Extensive duplication and convergent sequence evolution of an antimicrobial peptide gene

Antimicrobial peptides (AMPs) are host-encoded antibiotics that combat invading pathogens. AMPs are encoded by short genes that tend to evolve rapidly, likely responding to host-pathogen arms races. However recent studies have highlighted roles for AMPs in neurological contexts suggesting functions for these defence molecules beyond infection. Here we characterize the evolution of the Drosophila Baramicin (Bara) AMP gene family. We describe a recent duplication of the immune-induced BaraA locus, and trans-species polymorphisms in BaraA peptides that suggest dynamic selective pressures.

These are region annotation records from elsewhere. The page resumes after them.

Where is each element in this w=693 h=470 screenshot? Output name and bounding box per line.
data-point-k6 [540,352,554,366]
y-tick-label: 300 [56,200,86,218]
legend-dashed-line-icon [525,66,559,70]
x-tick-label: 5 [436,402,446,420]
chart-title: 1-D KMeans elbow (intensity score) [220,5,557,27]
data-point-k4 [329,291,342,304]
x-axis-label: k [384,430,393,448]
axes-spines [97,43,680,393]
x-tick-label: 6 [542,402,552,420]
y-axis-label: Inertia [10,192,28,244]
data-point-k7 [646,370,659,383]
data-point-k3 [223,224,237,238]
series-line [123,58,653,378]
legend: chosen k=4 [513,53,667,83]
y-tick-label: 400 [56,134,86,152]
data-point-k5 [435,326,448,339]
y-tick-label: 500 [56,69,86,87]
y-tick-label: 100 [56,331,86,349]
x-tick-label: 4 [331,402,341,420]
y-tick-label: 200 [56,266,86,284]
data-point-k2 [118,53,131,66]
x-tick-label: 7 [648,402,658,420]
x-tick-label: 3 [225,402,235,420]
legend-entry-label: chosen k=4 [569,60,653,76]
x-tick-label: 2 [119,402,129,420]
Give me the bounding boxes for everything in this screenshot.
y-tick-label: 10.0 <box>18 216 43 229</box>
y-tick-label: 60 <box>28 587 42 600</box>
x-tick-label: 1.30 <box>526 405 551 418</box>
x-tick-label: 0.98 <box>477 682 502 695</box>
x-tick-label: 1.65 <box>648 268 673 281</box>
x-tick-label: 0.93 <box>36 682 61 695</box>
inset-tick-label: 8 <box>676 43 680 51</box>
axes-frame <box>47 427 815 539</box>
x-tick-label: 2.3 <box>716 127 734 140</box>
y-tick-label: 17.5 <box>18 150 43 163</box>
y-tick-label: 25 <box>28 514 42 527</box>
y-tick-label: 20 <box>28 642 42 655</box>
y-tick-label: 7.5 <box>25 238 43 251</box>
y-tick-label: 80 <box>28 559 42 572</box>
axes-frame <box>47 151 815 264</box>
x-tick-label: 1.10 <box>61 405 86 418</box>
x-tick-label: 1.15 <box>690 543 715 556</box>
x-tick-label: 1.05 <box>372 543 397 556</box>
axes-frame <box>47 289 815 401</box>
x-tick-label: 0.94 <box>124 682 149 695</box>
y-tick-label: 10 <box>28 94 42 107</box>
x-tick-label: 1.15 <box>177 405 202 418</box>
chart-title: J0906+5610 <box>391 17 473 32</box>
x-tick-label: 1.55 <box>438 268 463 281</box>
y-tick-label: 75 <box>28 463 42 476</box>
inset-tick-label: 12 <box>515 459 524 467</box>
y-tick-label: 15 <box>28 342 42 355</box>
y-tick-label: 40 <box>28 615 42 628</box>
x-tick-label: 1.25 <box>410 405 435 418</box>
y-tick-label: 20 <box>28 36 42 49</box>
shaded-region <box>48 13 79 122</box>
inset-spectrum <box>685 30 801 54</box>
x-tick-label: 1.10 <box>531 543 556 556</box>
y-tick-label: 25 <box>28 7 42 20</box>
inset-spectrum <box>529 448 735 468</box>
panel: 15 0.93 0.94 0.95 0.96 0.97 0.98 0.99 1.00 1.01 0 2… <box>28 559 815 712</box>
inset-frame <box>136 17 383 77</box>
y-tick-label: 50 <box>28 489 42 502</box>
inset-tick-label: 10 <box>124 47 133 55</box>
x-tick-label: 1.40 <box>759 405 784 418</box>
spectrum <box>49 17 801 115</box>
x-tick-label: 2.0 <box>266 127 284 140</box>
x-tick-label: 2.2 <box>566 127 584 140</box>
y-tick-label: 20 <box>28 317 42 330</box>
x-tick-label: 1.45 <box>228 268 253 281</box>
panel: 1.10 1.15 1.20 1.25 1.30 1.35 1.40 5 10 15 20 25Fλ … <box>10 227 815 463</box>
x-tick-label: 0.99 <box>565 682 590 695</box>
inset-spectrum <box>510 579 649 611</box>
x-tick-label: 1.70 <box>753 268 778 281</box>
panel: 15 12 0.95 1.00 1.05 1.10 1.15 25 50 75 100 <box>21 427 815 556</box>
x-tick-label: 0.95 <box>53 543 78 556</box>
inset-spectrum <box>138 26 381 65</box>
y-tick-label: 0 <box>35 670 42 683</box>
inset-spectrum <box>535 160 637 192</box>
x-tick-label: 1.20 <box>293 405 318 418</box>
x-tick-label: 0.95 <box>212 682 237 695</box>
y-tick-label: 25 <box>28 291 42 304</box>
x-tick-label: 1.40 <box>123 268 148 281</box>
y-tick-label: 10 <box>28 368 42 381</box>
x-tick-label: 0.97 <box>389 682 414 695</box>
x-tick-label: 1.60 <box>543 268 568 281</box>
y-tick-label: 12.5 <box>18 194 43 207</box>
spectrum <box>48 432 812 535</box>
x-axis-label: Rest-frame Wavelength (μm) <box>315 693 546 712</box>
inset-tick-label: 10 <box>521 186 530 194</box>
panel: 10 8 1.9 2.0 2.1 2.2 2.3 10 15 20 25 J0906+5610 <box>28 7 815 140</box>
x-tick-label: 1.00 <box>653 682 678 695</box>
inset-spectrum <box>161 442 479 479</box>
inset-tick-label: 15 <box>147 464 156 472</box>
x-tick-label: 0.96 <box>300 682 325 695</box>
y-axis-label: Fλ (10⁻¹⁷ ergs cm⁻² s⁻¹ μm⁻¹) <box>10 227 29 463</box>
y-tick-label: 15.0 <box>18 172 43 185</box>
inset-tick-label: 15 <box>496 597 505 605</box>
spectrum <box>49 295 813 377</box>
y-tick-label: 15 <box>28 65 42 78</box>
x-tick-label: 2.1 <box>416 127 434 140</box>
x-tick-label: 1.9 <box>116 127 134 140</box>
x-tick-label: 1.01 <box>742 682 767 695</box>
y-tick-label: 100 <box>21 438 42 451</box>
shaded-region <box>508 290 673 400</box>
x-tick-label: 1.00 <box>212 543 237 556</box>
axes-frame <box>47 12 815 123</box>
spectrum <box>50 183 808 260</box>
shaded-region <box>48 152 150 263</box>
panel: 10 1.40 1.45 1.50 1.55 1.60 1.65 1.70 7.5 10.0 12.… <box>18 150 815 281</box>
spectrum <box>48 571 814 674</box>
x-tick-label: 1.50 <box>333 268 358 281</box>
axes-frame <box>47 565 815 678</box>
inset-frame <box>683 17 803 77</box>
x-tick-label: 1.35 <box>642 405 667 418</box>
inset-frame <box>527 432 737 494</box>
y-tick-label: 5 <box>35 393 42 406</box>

We further recover multiple Baramicin paralogs in Drosophila melanogaster and other species, united by their N-terminal IM24 domain. Strikingly, some paralogs are no longer immune-induced. A careful dissection of the Baramicin familys evolutionary history indicates that these non-immune paralogs result from repeated events of duplication and subsequent truncation of the coding sequence, leaving only the IM24 domain as the prominent gene product. Using mutation and targeted gene silencing, we demonstrate that two such genes are adapted for function in neural contexts in D. melanogaster. Using the Baramicin evolutionary history, we reveal unique properties of the different Baramicin domains. In doing so, we provide a case study for how an AMP-encoding gene might play dual roles in both immune and non-immune processes.